After nearly seven months of war, and a critical battlefield defeat in northeastern Ukraine earlier this month, President Vladimir Putin explicitly backed the referendums after the Russian-controlled regions lined up to ask for swift votes to join Russia.
The self-styled Donetsk (DPR) and the Luhansk People’s Republics (LPR), which Mr Putin recognised as independent just before the invasion, and Russian-installed administrations in the Kherson and Zaporizhzhia regions will hold votes.
The voting, which the West and Ukraine said is a sham, is due to begin on Friday and will end on Tuesday, with results expected soon afterwards.

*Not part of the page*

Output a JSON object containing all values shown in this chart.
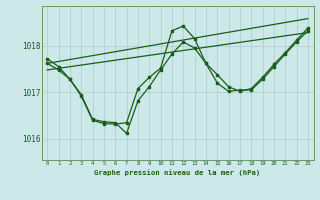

Russia will formally annex the areas after the results.
“The Kremlin is organising a sham referendums to try to annex parts of Ukraine,” US President Joe Biden told the 77th Session of the United Nations General Assembly.
“Ukraine has the same rights that belong to every sovereign nation. We will stand in solidarity with Ukraine,” said Mr Biden, who cast the war as part of a global contest between democracy and autocracy.
Ukraine, whose post-Soviet borders Russia recognised under the 1994 Budapest Memorandum, says it will never accept Russian control of any of its territory and will fight until the last Russian soldier is ejected.
Mr Putin, Russia’s paramount leader since 1999, said Russia would never abandon those in the regions it controls and whom he said wanted to secede from Kyiv.
He casts the war as both a battle to save Russian speakers in eastern Ukraine from persecution and as a way to foil what he says is a Western plot to destroy Russia. Ukraine denies Russian speakers have been persecuted.
In a direct nuclear warning to the West, Mr Putin said he would defend Russian territory – and these regions of Ukraine will be considered Russian territory by Moscow shortly – with all means at his disposal.
It is unclear exactly how the votes will work in a war zone when so many people have been displaced. Russia controls most of Luhansk and Kherson, around 80 per cent of Zaporizhzhia and just 60 per cent of Donetsk. Fighting continues in all four regions.
The results are not in doubt.
British Foreign Secretary James Cleverly said Russian-installed officials in the regions were setting targets for invented voter turnouts and approval rates, with some turnout figures already agreed.